Switching between acrylates can mean changes in handling safety, toxicity, and odor—details acutely felt in the plant. HEA’s low volatility makes it easier to contain yet demands just as much respect for skin and respiratory exposure. Its sharp, acrid odor signals leaks or spills, and experience tells us to listen to those warning signs. Proper containment, spotless surfaces, and accurate inhibitor checks are core procedures we enforce year-round.
Market trends lean toward hybrid resin systems and specialized formulations where each component’s functionality shapes the end result. Our R&D team partners closely with application specialists, tweaking HEA copolymer ratios, tailoring MW weights, and developing new stabilizer blends. In one project, a switch to ultra-low-odor HEA enabled a customer to certify a children’s craft paint line they had struggled to bring to market. Elsewhere, fast-cure HEA-based UV resins reduced energy demand in a large offset press installation. The rapid pace of new application development keeps plant and lab teams on their toes, pushing for even tighter controls on quality, traceability, and process yield.

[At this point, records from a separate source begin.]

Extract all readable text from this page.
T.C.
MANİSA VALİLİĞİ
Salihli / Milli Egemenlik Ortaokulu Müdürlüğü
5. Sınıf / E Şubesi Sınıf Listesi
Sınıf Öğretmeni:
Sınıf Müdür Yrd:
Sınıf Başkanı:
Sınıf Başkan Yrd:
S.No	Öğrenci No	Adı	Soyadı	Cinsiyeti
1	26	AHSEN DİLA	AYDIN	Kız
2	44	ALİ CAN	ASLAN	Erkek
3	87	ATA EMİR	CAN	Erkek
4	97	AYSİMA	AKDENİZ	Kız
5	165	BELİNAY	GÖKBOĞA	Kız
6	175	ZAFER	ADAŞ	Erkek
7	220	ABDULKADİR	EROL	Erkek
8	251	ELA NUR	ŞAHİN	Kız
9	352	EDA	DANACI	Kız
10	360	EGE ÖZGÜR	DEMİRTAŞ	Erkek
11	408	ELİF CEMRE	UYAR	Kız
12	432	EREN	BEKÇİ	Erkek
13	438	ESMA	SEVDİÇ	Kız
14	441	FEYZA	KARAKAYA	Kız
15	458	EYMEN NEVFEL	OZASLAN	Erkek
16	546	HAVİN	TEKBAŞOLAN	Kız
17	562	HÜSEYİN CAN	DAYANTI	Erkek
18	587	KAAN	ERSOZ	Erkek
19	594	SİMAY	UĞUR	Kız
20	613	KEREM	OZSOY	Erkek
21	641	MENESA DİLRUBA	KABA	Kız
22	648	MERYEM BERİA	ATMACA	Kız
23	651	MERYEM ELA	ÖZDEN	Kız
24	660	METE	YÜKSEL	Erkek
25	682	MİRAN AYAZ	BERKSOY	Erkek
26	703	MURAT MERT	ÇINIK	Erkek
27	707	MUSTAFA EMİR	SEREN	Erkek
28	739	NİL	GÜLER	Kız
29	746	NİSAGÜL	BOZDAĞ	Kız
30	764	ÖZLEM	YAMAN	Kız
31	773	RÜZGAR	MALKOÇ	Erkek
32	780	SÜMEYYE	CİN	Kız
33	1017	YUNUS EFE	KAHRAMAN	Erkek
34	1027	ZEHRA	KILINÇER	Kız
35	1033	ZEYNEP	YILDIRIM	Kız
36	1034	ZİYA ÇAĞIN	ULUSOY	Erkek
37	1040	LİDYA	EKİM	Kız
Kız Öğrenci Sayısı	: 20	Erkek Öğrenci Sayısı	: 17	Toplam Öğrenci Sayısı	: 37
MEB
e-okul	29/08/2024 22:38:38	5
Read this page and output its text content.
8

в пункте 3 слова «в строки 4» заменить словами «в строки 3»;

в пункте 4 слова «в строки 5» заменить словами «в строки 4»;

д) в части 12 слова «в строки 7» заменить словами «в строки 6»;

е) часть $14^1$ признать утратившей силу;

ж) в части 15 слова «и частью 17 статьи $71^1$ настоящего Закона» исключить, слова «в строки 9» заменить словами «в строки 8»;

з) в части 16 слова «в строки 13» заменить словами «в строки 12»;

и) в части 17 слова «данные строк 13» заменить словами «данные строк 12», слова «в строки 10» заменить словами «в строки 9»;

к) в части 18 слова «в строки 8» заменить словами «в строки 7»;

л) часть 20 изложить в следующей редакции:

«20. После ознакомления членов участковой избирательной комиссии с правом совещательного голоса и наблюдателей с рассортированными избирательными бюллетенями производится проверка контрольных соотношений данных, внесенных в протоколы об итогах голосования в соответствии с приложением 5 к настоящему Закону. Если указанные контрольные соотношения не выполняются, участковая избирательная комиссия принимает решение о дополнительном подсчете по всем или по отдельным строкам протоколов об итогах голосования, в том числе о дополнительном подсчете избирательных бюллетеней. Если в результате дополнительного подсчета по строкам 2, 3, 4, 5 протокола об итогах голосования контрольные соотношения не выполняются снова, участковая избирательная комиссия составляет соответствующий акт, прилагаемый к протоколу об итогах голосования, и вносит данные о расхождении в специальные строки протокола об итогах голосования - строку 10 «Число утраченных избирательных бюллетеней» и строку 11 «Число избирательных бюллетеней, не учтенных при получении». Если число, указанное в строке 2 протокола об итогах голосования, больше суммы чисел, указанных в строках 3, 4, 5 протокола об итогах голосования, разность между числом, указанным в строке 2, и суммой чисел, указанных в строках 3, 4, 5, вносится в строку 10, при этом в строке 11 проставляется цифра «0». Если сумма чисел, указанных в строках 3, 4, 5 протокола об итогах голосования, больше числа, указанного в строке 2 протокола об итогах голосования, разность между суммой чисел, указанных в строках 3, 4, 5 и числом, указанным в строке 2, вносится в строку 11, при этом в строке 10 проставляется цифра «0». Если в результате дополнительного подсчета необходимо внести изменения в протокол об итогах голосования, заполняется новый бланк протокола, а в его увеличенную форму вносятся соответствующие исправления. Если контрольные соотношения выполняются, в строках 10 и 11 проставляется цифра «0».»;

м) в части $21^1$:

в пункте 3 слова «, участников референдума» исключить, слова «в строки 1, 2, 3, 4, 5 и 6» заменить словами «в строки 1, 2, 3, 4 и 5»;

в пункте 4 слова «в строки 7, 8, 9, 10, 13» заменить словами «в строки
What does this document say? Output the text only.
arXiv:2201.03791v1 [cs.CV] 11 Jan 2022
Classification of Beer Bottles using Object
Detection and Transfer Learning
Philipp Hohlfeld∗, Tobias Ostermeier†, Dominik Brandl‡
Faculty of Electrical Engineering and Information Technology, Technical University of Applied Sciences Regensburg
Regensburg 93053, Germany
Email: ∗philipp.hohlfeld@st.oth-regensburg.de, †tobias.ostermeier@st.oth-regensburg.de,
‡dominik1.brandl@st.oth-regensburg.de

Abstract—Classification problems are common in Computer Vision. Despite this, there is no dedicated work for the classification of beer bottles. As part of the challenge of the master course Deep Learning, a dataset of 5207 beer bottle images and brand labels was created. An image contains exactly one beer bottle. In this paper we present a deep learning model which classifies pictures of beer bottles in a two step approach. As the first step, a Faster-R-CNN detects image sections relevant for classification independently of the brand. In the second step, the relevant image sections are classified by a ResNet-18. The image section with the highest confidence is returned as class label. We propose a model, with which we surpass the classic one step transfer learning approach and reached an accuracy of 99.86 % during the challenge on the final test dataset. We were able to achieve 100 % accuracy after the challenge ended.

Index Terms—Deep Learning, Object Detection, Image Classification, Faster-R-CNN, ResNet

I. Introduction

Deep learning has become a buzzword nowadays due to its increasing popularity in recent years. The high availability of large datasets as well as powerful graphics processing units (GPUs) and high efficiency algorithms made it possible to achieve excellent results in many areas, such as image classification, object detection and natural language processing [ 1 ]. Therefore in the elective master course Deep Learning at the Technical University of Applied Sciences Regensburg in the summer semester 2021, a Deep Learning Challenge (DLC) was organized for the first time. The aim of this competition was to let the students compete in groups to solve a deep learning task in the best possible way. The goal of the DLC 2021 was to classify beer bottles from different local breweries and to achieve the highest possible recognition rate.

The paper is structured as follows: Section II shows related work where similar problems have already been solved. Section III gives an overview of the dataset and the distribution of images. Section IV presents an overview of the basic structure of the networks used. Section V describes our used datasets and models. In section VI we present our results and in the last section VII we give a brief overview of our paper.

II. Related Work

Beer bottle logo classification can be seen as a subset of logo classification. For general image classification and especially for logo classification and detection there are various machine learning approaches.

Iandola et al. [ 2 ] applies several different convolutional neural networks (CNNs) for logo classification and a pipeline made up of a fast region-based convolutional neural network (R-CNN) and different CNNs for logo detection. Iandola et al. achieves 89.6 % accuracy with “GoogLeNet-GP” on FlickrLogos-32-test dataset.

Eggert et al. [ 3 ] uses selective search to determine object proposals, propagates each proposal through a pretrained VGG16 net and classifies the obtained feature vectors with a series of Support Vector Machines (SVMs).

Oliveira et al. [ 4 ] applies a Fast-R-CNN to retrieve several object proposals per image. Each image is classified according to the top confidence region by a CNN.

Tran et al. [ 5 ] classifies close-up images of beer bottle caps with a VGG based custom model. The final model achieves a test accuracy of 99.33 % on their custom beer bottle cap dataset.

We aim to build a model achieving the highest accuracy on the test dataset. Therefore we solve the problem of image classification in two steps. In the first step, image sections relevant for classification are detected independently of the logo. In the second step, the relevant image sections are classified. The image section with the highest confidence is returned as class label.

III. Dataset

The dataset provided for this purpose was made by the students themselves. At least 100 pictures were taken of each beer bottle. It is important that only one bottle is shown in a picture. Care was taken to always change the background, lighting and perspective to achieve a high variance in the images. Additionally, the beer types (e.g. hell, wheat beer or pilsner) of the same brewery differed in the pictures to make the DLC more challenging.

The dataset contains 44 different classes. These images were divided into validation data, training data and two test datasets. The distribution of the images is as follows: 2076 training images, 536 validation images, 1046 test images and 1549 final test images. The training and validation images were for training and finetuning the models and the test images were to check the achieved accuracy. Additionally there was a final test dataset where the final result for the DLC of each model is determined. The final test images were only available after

Discussions around bio-based acrylates and renewable feedstocks come up frequently. The long-term shift to more sustainable production methods means HEA will evolve—either with partial bio-feedstock inputs or through innovative recycling of side streams. Tackling these challenges involves close collaboration between suppliers, technical teams, and end-users. The transition is sometimes slow, but real results emerge as more customers and regulators recognize the need for both performance and environmental stewardship.
Making HEA day in and day out isn’t just chemistry; it’s a mix of technical skill, experience, and constant attention to small details. We watch every color shift, every QC readout, every change in feedstock spec—not just to meet the numbers, but so customers on the other end get what they count on. We refine, we adjust, we invest in both people and process. And as applications grow—from paints and adhesives to 3D-printing resins and medical systems—manufacturing 2-Hydroxyethyl Acrylate brings new opportunities and challenges, calling for steady hands, sharp eyes, and unflagging commitment to quality and innovation.